Normalmente são pessoas chatas e aborrecidas mas, de quando em vez, alguma merece uma maior atenção e até carinho, não obstante para elas eu significar o mesmo que Deus para as cigarras, ou seja, rigorosamente nada.
Sandra contacta a editora porque quer submeter o seu manuscrito à apreciação para averiguar se existem possibilidades de publicação. Estive ao telefone com ela todo o tempo disponível que pude arranjar. E com prazer o fiz.

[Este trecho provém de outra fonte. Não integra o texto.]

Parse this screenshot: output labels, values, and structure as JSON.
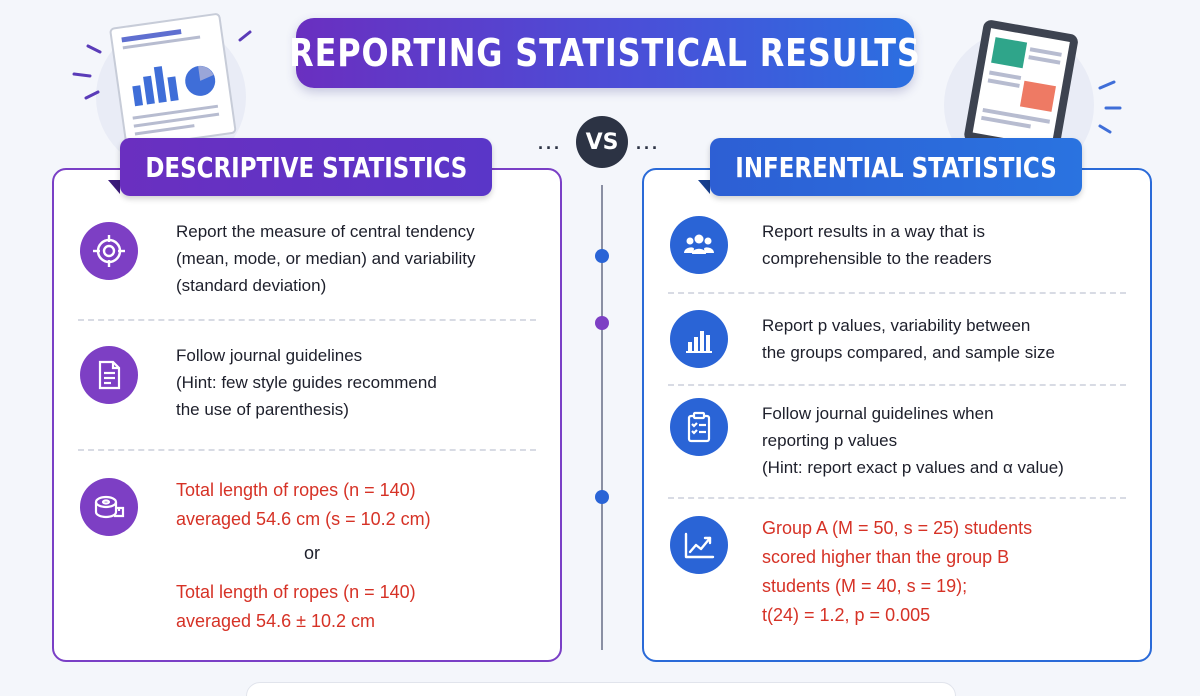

Sandra nasceu com o nome de João e é um ser em transformação, provavelmente tão mulher por dentro como eu o sou por fora, apenas não lhe calhou em sorte o género que deseja e arrasta, com pesar, uma existência num corpo masculino que a atormenta e castra.
Não é vulgar eu dar demasiada importância a quem ambiciona publicar um livro, afinal convivo com tantos e com tanto gosto. Contudo muitas são as histórias caricatas de autores conceituados que toda a gente, ou quase, lê e se deslumbra e na verdade são pessoas egocêntricas e vaidosas e sem o mínimo de consideração pelo seu semelhante. Outros, inversamente, são tímidos e mesmo vendendo livros como se vendem farturas em barraca de feira no dia da procissão, mantêm um ar sereno e cheio de respeito pelo enorme trabalho de bastidores que envolve a promoção, divulgação e publicação de um livro.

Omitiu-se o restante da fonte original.